Information about the book
This book has been granted a gold medal for The Most Beautiful Book in the World by the international jury of the Stiftung Buchkunst (Leipzig). The book was also selected for De Best Verzorgde Boeken 2018, for which it was displayed at the Stedelijk Museum Amsterdam (September 2019)
Quote from the jury about the book:
“…as the train glides past, it is mirrored chronologically by the images and sequences of one amateur photographer after another… As a project and concept, this book about remembering and observing is breathtaking, its execution flawless. The result leaves one lost for words.”

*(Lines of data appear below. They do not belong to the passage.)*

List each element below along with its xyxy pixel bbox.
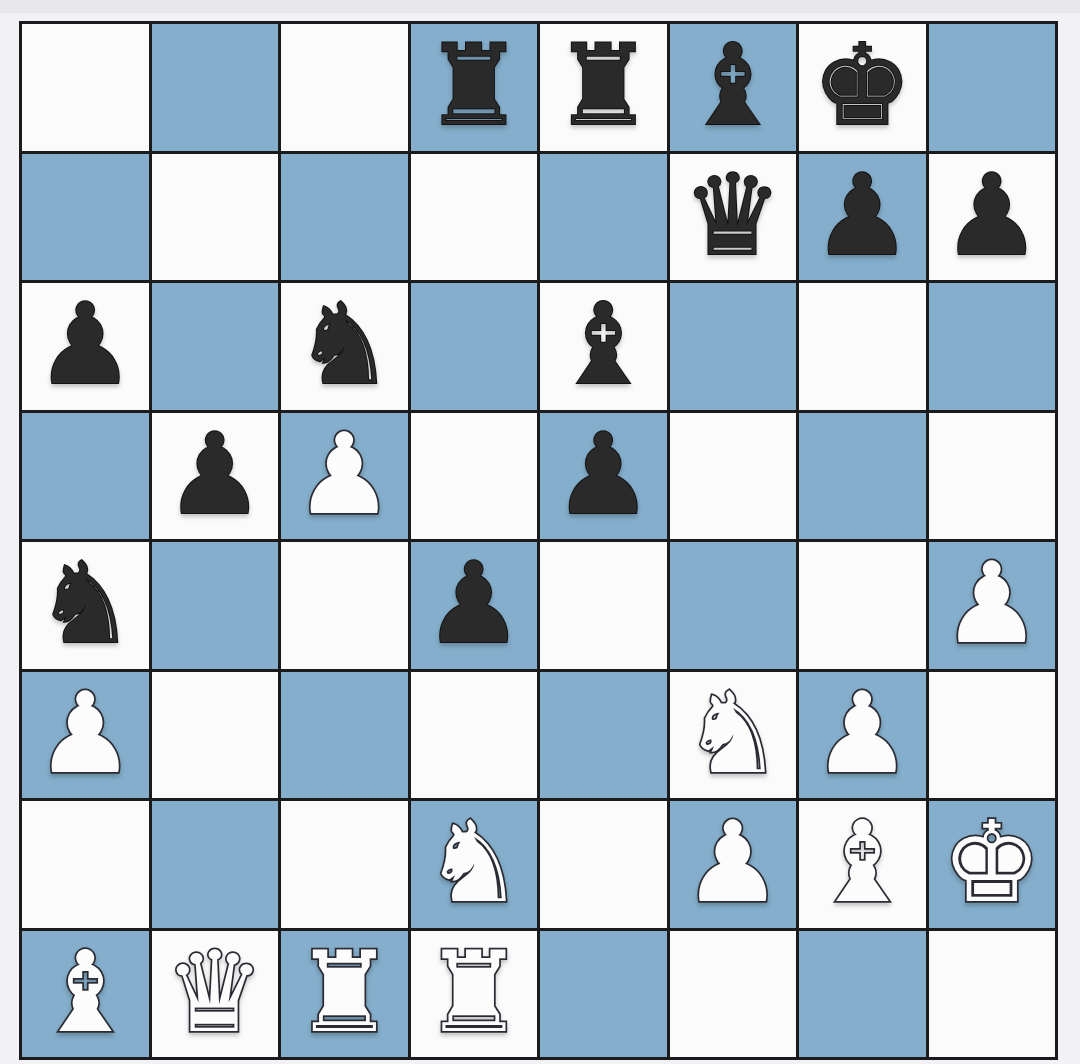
square-a6[interactable]: ♟	[22, 283, 149, 410]
square-h7[interactable]: ♟	[929, 154, 1056, 281]
square-e6[interactable]: ♝	[540, 283, 667, 410]
square-b7[interactable]	[152, 154, 279, 281]
square-g1[interactable]	[799, 931, 926, 1058]
square-g2[interactable]: ♝	[799, 801, 926, 928]
square-a2[interactable]	[22, 801, 149, 928]
square-h5[interactable]	[929, 413, 1056, 540]
square-c4[interactable]	[281, 542, 408, 669]
square-d4[interactable]: ♟	[411, 542, 538, 669]
square-g8[interactable]: ♚	[799, 24, 926, 151]
square-f6[interactable]	[670, 283, 797, 410]
square-b5[interactable]: ♟	[152, 413, 279, 540]
square-h6[interactable]	[929, 283, 1056, 410]
square-c7[interactable]	[281, 154, 408, 281]
piece-black-pawn[interactable]: ♟	[812, 159, 912, 271]
square-d3[interactable]	[411, 672, 538, 799]
piece-black-pawn[interactable]: ♟	[165, 418, 265, 530]
square-d2[interactable]: ♞	[411, 801, 538, 928]
square-c3[interactable]	[281, 672, 408, 799]
square-h1[interactable]	[929, 931, 1056, 1058]
piece-white-bishop[interactable]: ♝	[812, 806, 912, 918]
square-h4[interactable]: ♟	[929, 542, 1056, 669]
page-background: ♜♜♝♚♛♟♟♟♞♝♟♟♟♞♟♟♟♞♟♞♟♝♚♝♛♜♜	[0, 0, 1080, 1064]
piece-white-knight[interactable]: ♞	[424, 806, 524, 918]
square-c8[interactable]	[281, 24, 408, 151]
square-e4[interactable]	[540, 542, 667, 669]
piece-white-pawn[interactable]: ♟	[35, 677, 135, 789]
piece-black-pawn[interactable]: ♟	[35, 288, 135, 400]
square-e1[interactable]	[540, 931, 667, 1058]
piece-white-pawn[interactable]: ♟	[812, 677, 912, 789]
square-e5[interactable]: ♟	[540, 413, 667, 540]
square-e7[interactable]	[540, 154, 667, 281]
piece-white-pawn[interactable]: ♟	[942, 547, 1042, 659]
square-g5[interactable]	[799, 413, 926, 540]
piece-black-rook[interactable]: ♜	[424, 29, 524, 141]
square-g6[interactable]	[799, 283, 926, 410]
square-f5[interactable]	[670, 413, 797, 540]
piece-white-king[interactable]: ♚	[942, 806, 1042, 918]
square-h3[interactable]	[929, 672, 1056, 799]
square-f1[interactable]	[670, 931, 797, 1058]
piece-white-bishop[interactable]: ♝	[35, 936, 135, 1048]
square-b1[interactable]: ♛	[152, 931, 279, 1058]
square-c5[interactable]: ♟	[281, 413, 408, 540]
piece-white-pawn[interactable]: ♟	[683, 806, 783, 918]
square-h2[interactable]: ♚	[929, 801, 1056, 928]
piece-white-knight[interactable]: ♞	[683, 677, 783, 789]
square-b2[interactable]	[152, 801, 279, 928]
square-a4[interactable]: ♞	[22, 542, 149, 669]
piece-black-king[interactable]: ♚	[812, 29, 912, 141]
piece-white-rook[interactable]: ♜	[424, 936, 524, 1048]
square-f8[interactable]: ♝	[670, 24, 797, 151]
square-f2[interactable]: ♟	[670, 801, 797, 928]
piece-black-pawn[interactable]: ♟	[942, 159, 1042, 271]
square-f4[interactable]	[670, 542, 797, 669]
square-f7[interactable]: ♛	[670, 154, 797, 281]
square-e3[interactable]	[540, 672, 667, 799]
piece-black-rook[interactable]: ♜	[553, 29, 653, 141]
piece-black-pawn[interactable]: ♟	[553, 418, 653, 530]
square-d7[interactable]	[411, 154, 538, 281]
piece-black-pawn[interactable]: ♟	[424, 547, 524, 659]
piece-white-rook[interactable]: ♜	[294, 936, 394, 1048]
square-d8[interactable]: ♜	[411, 24, 538, 151]
piece-white-queen[interactable]: ♛	[165, 936, 265, 1048]
square-g7[interactable]: ♟	[799, 154, 926, 281]
square-a1[interactable]: ♝	[22, 931, 149, 1058]
square-c6[interactable]: ♞	[281, 283, 408, 410]
top-strip	[0, 0, 1080, 13]
square-d6[interactable]	[411, 283, 538, 410]
square-b3[interactable]	[152, 672, 279, 799]
square-b6[interactable]	[152, 283, 279, 410]
piece-black-queen[interactable]: ♛	[683, 159, 783, 271]
chess-board: ♜♜♝♚♛♟♟♟♞♝♟♟♟♞♟♟♟♞♟♞♟♝♚♝♛♜♜	[19, 21, 1058, 1060]
square-a3[interactable]: ♟	[22, 672, 149, 799]
piece-black-knight[interactable]: ♞	[35, 547, 135, 659]
square-a7[interactable]	[22, 154, 149, 281]
piece-black-bishop[interactable]: ♝	[683, 29, 783, 141]
square-e2[interactable]	[540, 801, 667, 928]
square-a8[interactable]	[22, 24, 149, 151]
square-b8[interactable]	[152, 24, 279, 151]
square-e8[interactable]: ♜	[540, 24, 667, 151]
piece-white-pawn[interactable]: ♟	[294, 418, 394, 530]
square-c1[interactable]: ♜	[281, 931, 408, 1058]
square-g3[interactable]: ♟	[799, 672, 926, 799]
square-g4[interactable]	[799, 542, 926, 669]
piece-black-bishop[interactable]: ♝	[553, 288, 653, 400]
square-b4[interactable]	[152, 542, 279, 669]
square-f3[interactable]: ♞	[670, 672, 797, 799]
square-a5[interactable]	[22, 413, 149, 540]
square-c2[interactable]	[281, 801, 408, 928]
piece-black-knight[interactable]: ♞	[294, 288, 394, 400]
square-d5[interactable]	[411, 413, 538, 540]
square-d1[interactable]: ♜	[411, 931, 538, 1058]
square-h8[interactable]	[929, 24, 1056, 151]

Furthermore, the book is one of Volkskrant’s top 10 best 2018 Dutch Photo Books ((by Mark Moorman). The book has also been nominated for: the Deutsche Börse Photography Foundation Prize 2019 Best Photography Book Award, the Kraszna-Krausz Book Award, and the 2019 Prix Livre d’Artiste, Association Bob Calle.
This book presents a pull-out section with never-before-published photographs from Fusco’s RFK series (thanks to his daughter, Marina Fusco)
The American art critic and poet David Levi Strauss and the Dutch writer Taco Hidde Bakker wrote a comprehensive essay on the relationships between photography, history, and contemporary politics in light of the people’s views of the RFK funeral train as collected for this project. I wrote the preface.
This photo book (limited edition, 2018) is a joint publication between two non-profit publishers of photography and art books: Fw:Books (Amsterdam) and the Magnum Foundation (New York City).
All image rights belong to the owners of the images and are published with their full consent.
The book also features the names of all the participants who had confidence in this project and helped me by sharing their images, films, and stories.